No caso do PPG de Sociologia, já há um histórico de intercâmbios com a Université Lumière Lyon 2, a qual o professor Thin é vinculado, que conta com dois convênios de cooperação científica: UECE/Lyon 2 – de 2008 a 2013; e outro de 2015 a 2020.
Para a coordenadora do PPGS, essa parceria longeva reforça o princípio da internacionalização dos trabalhos de pesquisa praticado pelo Programa de Pós-Graduação em Sociologia, da Federal do Ceará. “A participação do professor francês nesta pesquisa evidencia: primeiro, um momento de maturidade e equilíbrio nas trocas acadêmicas entre as duas universidades; segundo, o trabalho de internacionalização desenvolvido pelo PPGS, não só com a França, mas também com a Dinamarca, o México e a Argentina; e por fim, o fortalecimento das linhas de pesquisa do PPGS que apresentam interface com este projeto de pesquisa. Por fim, a vinda do professor Thin nos dá oportunidade de aprofundarmos reflexões teórico-metodológicas acerca do tema da pesquisa, possibilitando a circulação internacional do conhecimento gerado acerca da realidade social do Brasil e, especificamente, do estado do Ceará”, informa Kadma Marques.
Além da professora Kadma Marques, fazem parte da equipe de pesquisa pela UECE, os professores-pesquisadores do PPG de Sociologia: Max Maranhão, Lia Pinheiro, Roberto Marques e Gerciane Oliveira; a bolsista do Programa Nacional de Pós-Doutorado (PNPD/CAPES), Anne-Sophie Gosselin. Da parte do Mestrado Intercampi em Educação e Ensino (MAIE): os professores-pesquisadores Sandra Gadelha, Ernandi Mendes e Claudiana Nogueira.

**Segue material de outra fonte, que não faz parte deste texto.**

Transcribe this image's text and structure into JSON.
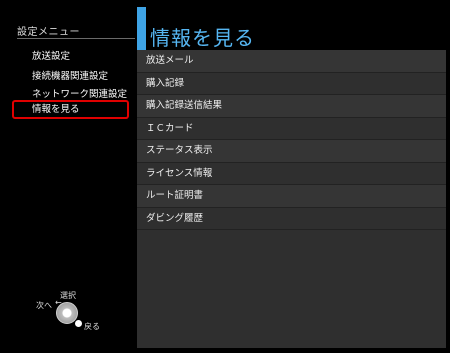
{
  "left_menu": {
    "title": "設定メニュー",
    "items": [
      {
        "label": "放送設定"
      },
      {
        "label": "接続機器関連設定"
      },
      {
        "label": "ネットワーク関連設定"
      },
      {
        "label": "情報を見る",
        "selected": true
      }
    ]
  },
  "header": {
    "title": "情報を見る"
  },
  "list": {
    "items": [
      "放送メール",
      "購入記録",
      "購入記録送信結果",
      "ＩＣカード",
      "ステータス表示",
      "ライセンス情報",
      "ルート証明書",
      "ダビング履歴"
    ]
  },
  "remote_hint": {
    "select": "選択",
    "next": "次へ",
    "arrow": "←",
    "back": "戻る"
  },
  "colors": {
    "accent": "#3fa4e6",
    "title": "#56b6f2",
    "selection_border": "#e00000",
    "panel": "#2f2f2f",
    "background": "#000000"
  }
}
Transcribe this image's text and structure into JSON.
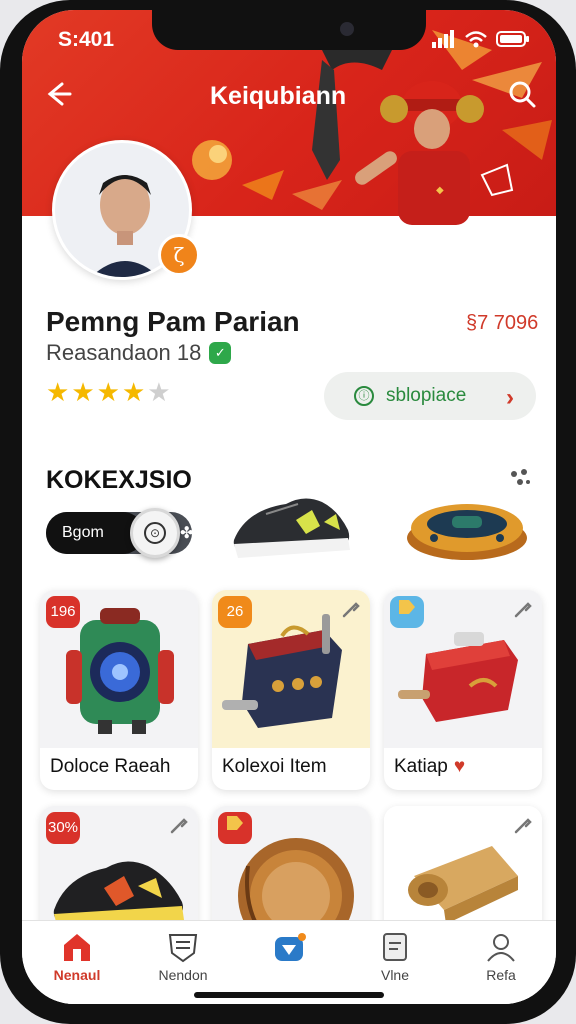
{
  "status_bar": {
    "time": "S:401"
  },
  "header": {
    "title": "Keiqubiann"
  },
  "profile": {
    "name": "Pemng Pam Parian",
    "price": "§7 7096",
    "subtitle": "Reasandaon 18",
    "rating": 4,
    "rating_max": 5,
    "ship_button_label": "sblopiace",
    "badge_glyph": "ζ"
  },
  "collection": {
    "title": "KOKEXJSIO",
    "toggle_label": "Bgom"
  },
  "cards": [
    {
      "badge": "196",
      "badge_color": "#d8322a",
      "caption": "Doloce Raeah"
    },
    {
      "badge": "26",
      "badge_color": "#f08a1a",
      "caption": "Kolexoi Item"
    },
    {
      "badge": "",
      "badge_color": "#5cb6e6",
      "caption": "Katiap"
    },
    {
      "badge": "30%",
      "badge_color": "#d8322a",
      "caption": ""
    },
    {
      "badge": "",
      "badge_color": "#d8322a",
      "caption": ""
    },
    {
      "badge": "",
      "badge_color": "",
      "caption": ""
    }
  ],
  "bottom_nav": [
    {
      "label": "Nenaul",
      "icon": "home-icon",
      "active": true
    },
    {
      "label": "Nendon",
      "icon": "list-icon",
      "active": false
    },
    {
      "label": "",
      "icon": "store-icon",
      "active": false
    },
    {
      "label": "Vlne",
      "icon": "document-icon",
      "active": false
    },
    {
      "label": "Refa",
      "icon": "profile-icon",
      "active": false
    }
  ],
  "colors": {
    "brand_red": "#d8241a",
    "accent_orange": "#f08a1a",
    "success_green": "#2ea84a"
  }
}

Do lado de Lyon 2, ligados à Faculté d’Anthropologie, Sociologie et Science Politique, está o professor Daniel Thin, que trabalha na interface entre Sociologia e Ciência Política; e a professora Sylvia Faure, socióloga que estará realizando atividades acadêmicas no PPGS da UECE por duas semanas, durante o mês de maio.
De acordo com a coordenadora, nas candidaturas apresentadas ao cronograma II de seleção de BPV da Funcap, o PPGS foi o único curso de pós-graduação stricto sensu da UECE a ser contemplado, “evidenciando o importante processo de internacionalização pelo qual passa o Programa, bem como a afirmação da qualidade das pesquisas sociológicas e antropológicas que vem sendo realizadas nos últimos anos”.
Programa de bolsas
O programa de bolsas de Pesquisador Visitante (BPV) da Funcap tem por objetivo fomentar a mobilidade acadêmica, possibilitando a permanência de pesquisadores com comprovada experiência e elevada competência no desenvolvimento da produção científica, tecnológica e de inovação nas instituições de ensino superior (IES) do estado do Ceará.
Os valores concedidos para BPV variam entre R$5.000,00 e R$5.500,00. O tempo máximo de concessão é de 18 meses e o mínimo é de três meses. De acordo com a Funcap, o benefício tem sido concedido tanto a professores estrangeiros como a pesquisadores de outros estados brasileiros. Os bolsistas ativos atualmente são um americano, dois alemães, um mineiro e um paulista, que desenvolvem pesquisas nas áreas de Metereologia, Física, Medicina e Ecologia.
A Instrução Normativa que regulamenta o programa BPV é de 2009 (Instrução Normativa 08/2009 – Pesquisador Visitante).